Huge crowds and long lines were already formed every morning when the medical team went ashore to perform its mission, beginning with a screening of each potential patient.

"We treated anything that didn't require follow-up," Colonel Truesdell said. "For example, if a person had high blood pressure, then we would refer them to the host nation's medical liaison."

She explained that a patient would be taken aboard the ship for minor surgery only if the surgery could be performed and the patient returned safely to shore before the ship's departure.

As part of the medical contingent, Colonel Truesdell said she herself treated approximately 2,500 patients. She added that the patients included all age groups, the oldest in their 90s.

In one country, according to Colonel Truesdell, a crowd forced its way through a gate to gain access to the medical team, but local authorities soon were able to restore order.
"The countries I'd go back to were Haiti and Ecuador," Colonel Truesdell said. "They have the most need."

Situations varied from country to country. In some ports the screening and treatment area was some distance from the dock, which required a period of travel in addition to long and intense duty days. Back onboard the ship, there was more travel by foot.

"There were 120 steps between the living area and the work area," said Colonel Truesdell, who noted that there were of six to eight officers and 85-100 enlisted personnel, every one of whom slept on bunk beds, and none of the sleeping areas had portholes. "We had to go upside to get our Vitamin D," she continued.

Colonel Truesdell's duties didn't end at the shoreline. She also handled sick call and served as a member of the medical response team.

"One young civilian nurse got her hand pinched between the boats while in transport from ship to shore," Colonel Truesdell related. "She lost two fingertips and had to undergo emergency surgery. Thanks to an Air Force occupational therapist ... she was rehabilitated to better than 90 percent before she left."

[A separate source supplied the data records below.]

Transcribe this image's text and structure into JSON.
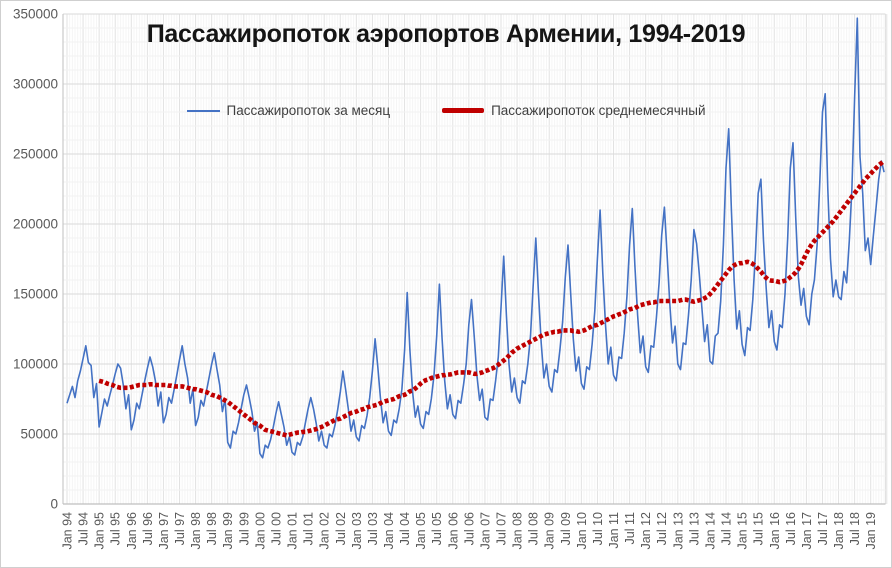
{
  "chart_data": {
    "type": "line",
    "title": "Пассажиропоток аэропортов Армении, 1994-2019",
    "x_start": "Jan 1994",
    "x_frequency": "monthly",
    "grid": true,
    "legend_position": "top-center",
    "ylim": [
      0,
      350000
    ],
    "y_major_step": 50000,
    "y_minor_step": 10000,
    "y_tick_labels": [
      "0",
      "50000",
      "100000",
      "150000",
      "200000",
      "250000",
      "300000",
      "350000"
    ],
    "x_tick_labels": [
      "Jan 94",
      "Jul 94",
      "Jan 95",
      "Jul 95",
      "Jan 96",
      "Jul 96",
      "Jan 97",
      "Jul 97",
      "Jan 98",
      "Jul 98",
      "Jan 99",
      "Jul 99",
      "Jan 00",
      "Jul 00",
      "Jan 01",
      "Jul 01",
      "Jan 02",
      "Jul 02",
      "Jan 03",
      "Jul 03",
      "Jan 04",
      "Jul 04",
      "Jan 05",
      "Jul 05",
      "Jan 06",
      "Jul 06",
      "Jan 07",
      "Jul 07",
      "Jan 08",
      "Jul 08",
      "Jan 09",
      "Jul 09",
      "Jan 10",
      "Jul 10",
      "Jan 11",
      "Jul 11",
      "Jan 12",
      "Jul 12",
      "Jan 13",
      "Jul 13",
      "Jan 14",
      "Jul 14",
      "Jan 15",
      "Jul 15",
      "Jan 16",
      "Jul 16",
      "Jan 17",
      "Jul 17",
      "Jan 18",
      "Jul 18",
      "Jan 19"
    ],
    "x_tick_every_months": 6,
    "colors": {
      "monthly": "#4472C4",
      "average": "#C00000",
      "axis_text": "#595959",
      "grid_major": "#D9D9D9",
      "grid_minor": "#F2F2F2",
      "grid_vert_major": "#E2E2E2",
      "grid_vert_minor": "#F5F5F5",
      "axis_line": "#BFBFBF"
    },
    "series": [
      {
        "name": "Пассажиропоток за месяц",
        "color": "#4472C4",
        "width": 1.6,
        "dash": "",
        "start_month_index": 0,
        "values": [
          72000,
          78000,
          84000,
          76000,
          88000,
          95000,
          104000,
          113000,
          101000,
          99000,
          76000,
          86000,
          55000,
          65000,
          75000,
          70000,
          78000,
          85000,
          93000,
          100000,
          97000,
          85000,
          68000,
          78000,
          53000,
          60000,
          72000,
          68000,
          78000,
          88000,
          97000,
          105000,
          98000,
          88000,
          70000,
          80000,
          58000,
          64000,
          76000,
          72000,
          82000,
          92000,
          103000,
          113000,
          100000,
          90000,
          72000,
          82000,
          56000,
          62000,
          74000,
          70000,
          80000,
          90000,
          100000,
          108000,
          96000,
          85000,
          66000,
          75000,
          44000,
          40000,
          52000,
          50000,
          58000,
          68000,
          78000,
          85000,
          76000,
          66000,
          52000,
          58000,
          36000,
          33000,
          42000,
          40000,
          46000,
          55000,
          65000,
          73000,
          64000,
          55000,
          42000,
          48000,
          37000,
          35000,
          44000,
          42000,
          48000,
          58000,
          68000,
          76000,
          68000,
          58000,
          45000,
          52000,
          42000,
          40000,
          50000,
          48000,
          56000,
          67000,
          80000,
          95000,
          82000,
          68000,
          52000,
          60000,
          48000,
          45000,
          56000,
          54000,
          63000,
          76000,
          95000,
          118000,
          98000,
          76000,
          58000,
          66000,
          52000,
          49000,
          60000,
          58000,
          68000,
          82000,
          110000,
          151000,
          110000,
          80000,
          62000,
          70000,
          57000,
          54000,
          66000,
          64000,
          75000,
          92000,
          120000,
          157000,
          118000,
          88000,
          68000,
          78000,
          64000,
          61000,
          74000,
          72000,
          85000,
          100000,
          128000,
          146000,
          120000,
          92000,
          74000,
          82000,
          62000,
          60000,
          75000,
          74000,
          88000,
          105000,
          140000,
          177000,
          135000,
          100000,
          80000,
          90000,
          76000,
          72000,
          88000,
          86000,
          100000,
          120000,
          155000,
          190000,
          150000,
          115000,
          90000,
          100000,
          84000,
          80000,
          96000,
          94000,
          110000,
          130000,
          162000,
          185000,
          150000,
          118000,
          95000,
          105000,
          86000,
          82000,
          98000,
          96000,
          114000,
          138000,
          175000,
          210000,
          165000,
          128000,
          100000,
          112000,
          92000,
          88000,
          105000,
          104000,
          122000,
          148000,
          185000,
          211000,
          170000,
          135000,
          108000,
          120000,
          98000,
          94000,
          113000,
          112000,
          133000,
          158000,
          192000,
          212000,
          178000,
          143000,
          115000,
          127000,
          100000,
          96000,
          115000,
          114000,
          135000,
          160000,
          196000,
          186000,
          165000,
          140000,
          116000,
          128000,
          102000,
          100000,
          120000,
          122000,
          145000,
          185000,
          240000,
          268000,
          210000,
          160000,
          125000,
          138000,
          114000,
          106000,
          126000,
          124000,
          146000,
          180000,
          222000,
          232000,
          188000,
          154000,
          126000,
          138000,
          116000,
          110000,
          128000,
          126000,
          150000,
          190000,
          240000,
          258000,
          205000,
          162000,
          142000,
          154000,
          134000,
          128000,
          150000,
          160000,
          185000,
          230000,
          280000,
          293000,
          225000,
          175000,
          148000,
          160000,
          148000,
          146000,
          166000,
          158000,
          188000,
          225000,
          290000,
          347000,
          248000,
          222000,
          181000,
          190000,
          171000,
          192000,
          212000,
          232000,
          245000,
          237000
        ]
      },
      {
        "name": "Пассажиропоток среднемесячный",
        "color": "#C00000",
        "width": 4.6,
        "dash": "4 2.4",
        "start_month_index": 12,
        "values": [
          88000,
          87500,
          87000,
          86000,
          85500,
          85000,
          84000,
          83500,
          83000,
          83000,
          83000,
          83000,
          83500,
          84000,
          84500,
          85000,
          85000,
          85000,
          85000,
          85500,
          85500,
          85000,
          85000,
          85000,
          85000,
          85000,
          84500,
          84500,
          84000,
          84000,
          84000,
          84000,
          83500,
          83000,
          82500,
          82000,
          82000,
          81500,
          81000,
          80500,
          80000,
          79000,
          78000,
          77500,
          77000,
          76000,
          75000,
          74000,
          73000,
          71500,
          70000,
          68500,
          67000,
          65500,
          64000,
          62500,
          61000,
          59500,
          58000,
          57000,
          56000,
          54500,
          53000,
          52500,
          52000,
          51500,
          51000,
          50500,
          50000,
          49500,
          49000,
          49500,
          50000,
          50500,
          51000,
          51000,
          51500,
          51500,
          52000,
          52500,
          53000,
          53500,
          54500,
          55000,
          56000,
          57000,
          58000,
          59000,
          60000,
          60500,
          61000,
          62000,
          63000,
          64000,
          65000,
          65500,
          66000,
          67000,
          67500,
          68000,
          69000,
          69500,
          70000,
          70500,
          71000,
          72000,
          73000,
          73500,
          74000,
          74500,
          75000,
          76000,
          77000,
          77500,
          78000,
          79000,
          80500,
          81000,
          82500,
          84000,
          86000,
          87500,
          88500,
          89000,
          90000,
          90500,
          91000,
          91500,
          92000,
          92000,
          92500,
          92500,
          93000,
          93500,
          94000,
          94000,
          94000,
          94000,
          94000,
          93500,
          93000,
          93000,
          93500,
          94000,
          95000,
          95500,
          96500,
          97000,
          98000,
          99500,
          101000,
          102500,
          104000,
          106000,
          108000,
          109500,
          111000,
          112000,
          113000,
          114000,
          115000,
          116000,
          117000,
          118000,
          119000,
          120000,
          121000,
          121500,
          122000,
          122500,
          123000,
          123000,
          123500,
          124000,
          124000,
          124000,
          124000,
          123500,
          123500,
          123000,
          123500,
          124000,
          125000,
          126000,
          127000,
          127500,
          128000,
          129000,
          130000,
          131000,
          132000,
          133000,
          134000,
          134500,
          135500,
          136000,
          137000,
          138000,
          139000,
          139500,
          140000,
          141000,
          142000,
          142500,
          143000,
          143500,
          144000,
          144000,
          144500,
          145000,
          145000,
          145000,
          145000,
          145000,
          145000,
          145000,
          145000,
          145500,
          146000,
          146000,
          145500,
          145000,
          144500,
          145000,
          145500,
          146000,
          147000,
          148000,
          150000,
          152000,
          154500,
          157000,
          159500,
          162000,
          164500,
          167000,
          169000,
          170500,
          171500,
          172000,
          172000,
          172500,
          173000,
          172500,
          171500,
          170000,
          168000,
          166000,
          163500,
          161500,
          160000,
          159500,
          159500,
          159000,
          158500,
          159000,
          159500,
          160500,
          162000,
          163500,
          165500,
          168000,
          171000,
          175000,
          179000,
          182500,
          185500,
          188000,
          190000,
          192000,
          194000,
          196000,
          198000,
          200000,
          202000,
          204500,
          207000,
          209500,
          212000,
          214500,
          217000,
          219500,
          222000,
          224500,
          227000,
          229500,
          232000,
          234000,
          236000,
          238000,
          240000,
          242000,
          243500,
          245000
        ]
      }
    ]
  }
}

Back home in Texas, Colonel Truesdell practices her profession at the Georgetown Minute Clinic. She said she is one of few family nurse practitioners in the National Guard and noted that, of the 60 Air Force personnel on the deployment, four others belonged to the Texas Air National Guard.

"We melded together," she said of her relationship with the other ANG nurses. "At the end of the day, you visit with your friends."

Colonel Truesdell said the deployment gave each medical member an opportunity to grow in their knowledge of health care outside the United States. More importantly, it sent a strong message of compassion and caring to people in Latin American and the Caribbean.

"I may not see all the medical effects," said Colonel Truesdell. "But I can see the long-lasting impression that Americans are good and can provide quality, professional care."